Om te beginnen, gerechtelijke instanties zijn een bijzonder soort verwerkingsverantwoordelijke. De Autoriteit Persoonsgegevens is vanwege de onafhankelijkheid van de rechterlijke macht, op grond van art. 55 lid 3, niet bevoegd om daartegen op te treden. De rechterlijke macht dient zelf naleving en toezicht te regelen.
In artikel 20 op de toelichting bij de AVG wordt hierover gezegd:
Hoewel de onderhavige verordening onder meer van toepassing is op de activiteiten van gerechten en andere rechterlijke autoriteiten, zouden in het Unierecht of het lidstatelijke recht de verwerkingen en verwerkingsprocedures met betrekking tot het verwerken van persoonsgegevens door gerechten en andere rechterlijke autoriteiten nader kunnen worden gespecificeerd.

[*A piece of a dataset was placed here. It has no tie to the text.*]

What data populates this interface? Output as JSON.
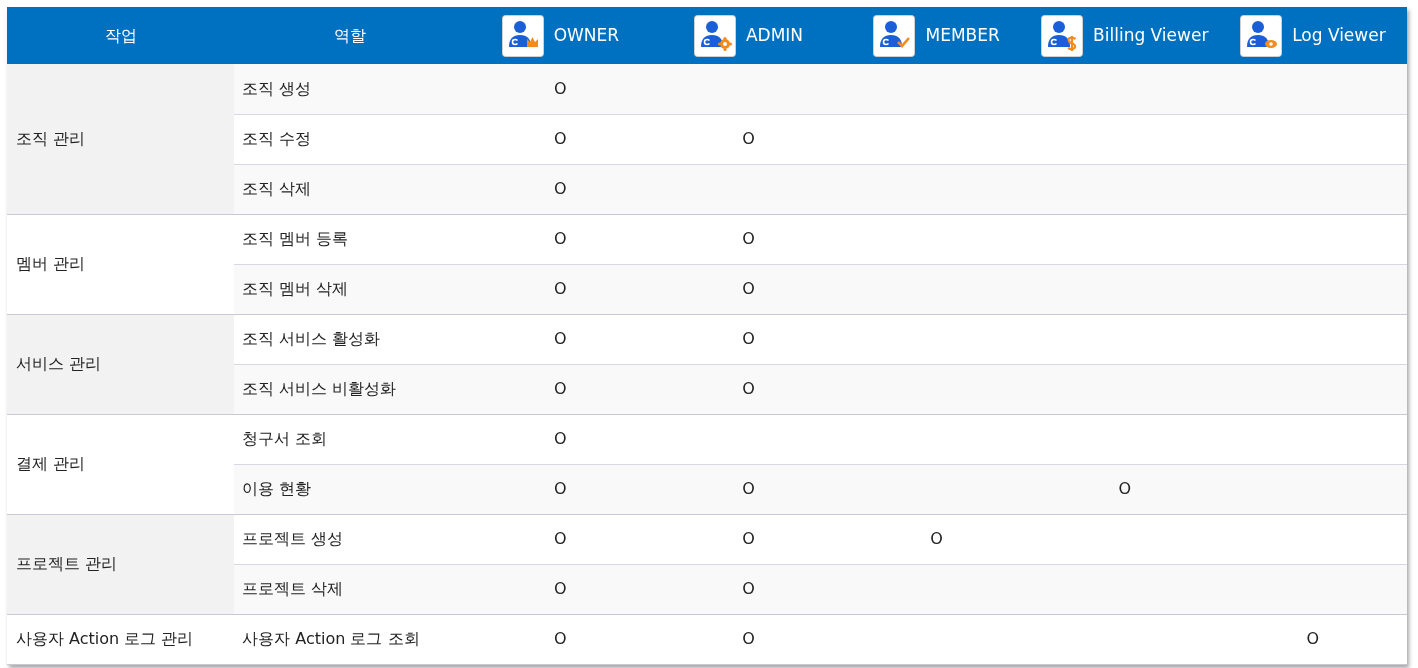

De competentie van de toezichthoudende autoriteiten mag zich niet uitstrekken tot de verwerking van persoonsgegevens door gerechten in het kader van hun gerechtelijke taken, zulks teneinde de onafhankelijkheid van de rechterlijke macht bij de uitoefening van haar rechterlijke taken, waaronder besluitvorming, te waarborgen. Het toezicht op die gegevensverwerkingen moet kunnen worden toevertrouwd aan specifieke instanties binnen de rechterlijke organisatie van de lidstaat, die met name de naleving van de regels van deze verordening moeten garanderen, leden van de rechterlijke macht van hun verplichtingen krachtens deze verordening sterker bewust moeten maken, en klachten met betrekking tot die gegevensverwerkingen moeten behandelen.
De rechtbank is wellicht bijzonder zorgvuldig op dit punt maar wat mij betreft blijft het de vraag of de rechtbank in deze een verwerker is. Als dit nu zo is, had dit onder de Wet bescherming persoonsgegevens (Wbp) ook al het geval geweest, althans dan was de rechtbank bewerker geweest. Wat is een verwerker ook alweer volgens art. 4 onder punt 8 AVG: “een natuurlijke persoon of rechtspersoon, een overheidsinstantie, een dienst of een ander orgaan die/ dat ten behoeve van de verwerkingsverantwoordelijke persoonsgegevens verwerk”. Stel dat de rechtbank inderdaad verwerker is, wie is hier dan de verwerkingsverantwoordelijke ten behoeve waarvan de rechtbank de persoonsgegevens verwerkt? Met deze verwerkingsverantwoordelijke zullen er dus ook verwerkersovereenkomsten worden gesloten?
Zorgvuldig!
Zoals gezegd is de rechtbank wellicht bijzonder zorgvuldig op dit punt. De verweerders worden allen in de gelegenheid gesteld om voor elke afzonderlijke vergunning tot dossiervorming over te gaan. Aldus, zo stelt de rechtbank, kan worden gewaarborgd dat de gegevens en inzichten die iedere afzonderlijke vergunninghouder aan verweerder heeft toevertrouwd en in het kader van deze beroepsprocedure aan de rechtbank willen toevertrouwen, aan de rechtbank kunnen worden ingezonden zonder dat die bij de overige vergunninghouders bekend worden.
Ondanks dit nobele streven ben ik erg benieuwd of deze uitspraak bijval gaat krijgen in komende procedures. We gaan het zien, ik hou het in elk geval scherp in de gaten. Wat is het recht toch boeiend!